Атласы и путеводители выглядели как новенькие, словно их вообще не читали или пролистали не более одного раза. Просмотрев первый слой и не обнаружив ни одной записи, Эмми разочарованно вздохнула. Легкий холодок пробежал по ее шее и спине, когда она смотрела на собрание атласов и путеводителей и вспоминала слова Эбигейл о том, что раздел путешествий в «Находках Фолли» был самым любимым у Мэгги.

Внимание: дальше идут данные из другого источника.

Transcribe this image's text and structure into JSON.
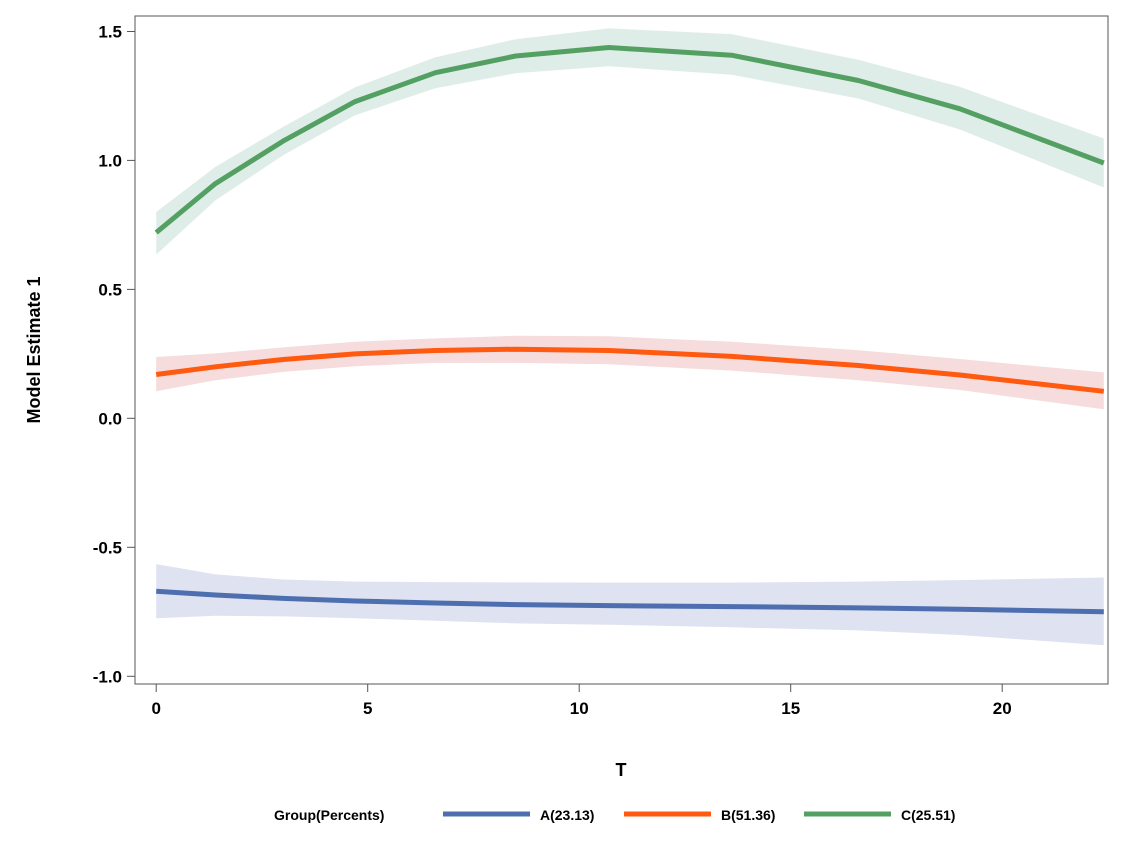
{
  "chart_data": {
    "type": "line",
    "title": "",
    "xlabel": "T",
    "ylabel": "Model Estimate 1",
    "xlim": [
      -0.5,
      22.5
    ],
    "ylim": [
      -1.03,
      1.56
    ],
    "xticks": [
      0,
      5,
      10,
      15,
      20
    ],
    "xtick_labels": [
      "0",
      "5",
      "10",
      "15",
      "20"
    ],
    "yticks": [
      -1.0,
      -0.5,
      0.0,
      0.5,
      1.0,
      1.5
    ],
    "ytick_labels": [
      "-1.0",
      "-0.5",
      "0.0",
      "0.5",
      "1.0",
      "1.5"
    ],
    "grid": false,
    "legend": {
      "title": "Group(Percents)",
      "position": "bottom"
    },
    "series": [
      {
        "name": "A(23.13)",
        "color": "#4d6faf",
        "band_color": "#dfe2f0",
        "x": [
          0,
          1.4,
          3,
          4.7,
          6.6,
          8.5,
          10.7,
          13.6,
          16.6,
          19,
          22.4
        ],
        "y": [
          -0.67,
          -0.685,
          -0.698,
          -0.708,
          -0.716,
          -0.722,
          -0.726,
          -0.73,
          -0.735,
          -0.74,
          -0.75
        ],
        "lower": [
          -0.775,
          -0.765,
          -0.768,
          -0.775,
          -0.785,
          -0.795,
          -0.8,
          -0.81,
          -0.822,
          -0.84,
          -0.88
        ],
        "upper": [
          -0.565,
          -0.605,
          -0.625,
          -0.633,
          -0.635,
          -0.636,
          -0.637,
          -0.637,
          -0.633,
          -0.627,
          -0.617
        ]
      },
      {
        "name": "B(51.36)",
        "color": "#ff5a0f",
        "band_color": "#f6dcdc",
        "x": [
          0,
          1.4,
          3,
          4.7,
          6.6,
          8.5,
          10.7,
          13.6,
          16.6,
          19,
          22.4
        ],
        "y": [
          0.17,
          0.2,
          0.228,
          0.25,
          0.263,
          0.268,
          0.263,
          0.24,
          0.205,
          0.168,
          0.105
        ],
        "lower": [
          0.105,
          0.148,
          0.18,
          0.202,
          0.215,
          0.215,
          0.21,
          0.185,
          0.148,
          0.11,
          0.035
        ],
        "upper": [
          0.238,
          0.252,
          0.275,
          0.297,
          0.31,
          0.32,
          0.318,
          0.297,
          0.264,
          0.23,
          0.178
        ]
      },
      {
        "name": "C(25.51)",
        "color": "#54a063",
        "band_color": "#dfede9",
        "x": [
          0,
          1.4,
          3,
          4.7,
          6.6,
          8.5,
          10.7,
          13.6,
          16.6,
          19,
          22.4
        ],
        "y": [
          0.72,
          0.91,
          1.075,
          1.228,
          1.34,
          1.405,
          1.438,
          1.408,
          1.31,
          1.2,
          0.99
        ],
        "lower": [
          0.635,
          0.845,
          1.02,
          1.175,
          1.28,
          1.338,
          1.365,
          1.332,
          1.24,
          1.12,
          0.895
        ],
        "upper": [
          0.8,
          0.975,
          1.13,
          1.283,
          1.4,
          1.47,
          1.512,
          1.49,
          1.39,
          1.285,
          1.085
        ]
      }
    ]
  }
}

Эмми запустила обе руки в коробку, достала столько книг, сколько смогла, и разложила их на полу рядом с собой. Когда она наклонилась за следующей порцией, то заметила темно-серый матерчатый переплет, похожий на художественное издание в жесткой обложке. Опустившись на колени, она подняла все, что лежало сверху, и обнаружила новенький экземпляр «Путешествий Гулливера». Когда она взяла книгу в руки, то увидела, что обложка немного покоробилась, но, судя по всему, не от воды. Наклонив книгу верхним обрезом к себе, она увидела узкую щель между страницами посередине, как будто что-то было спрятано внутри.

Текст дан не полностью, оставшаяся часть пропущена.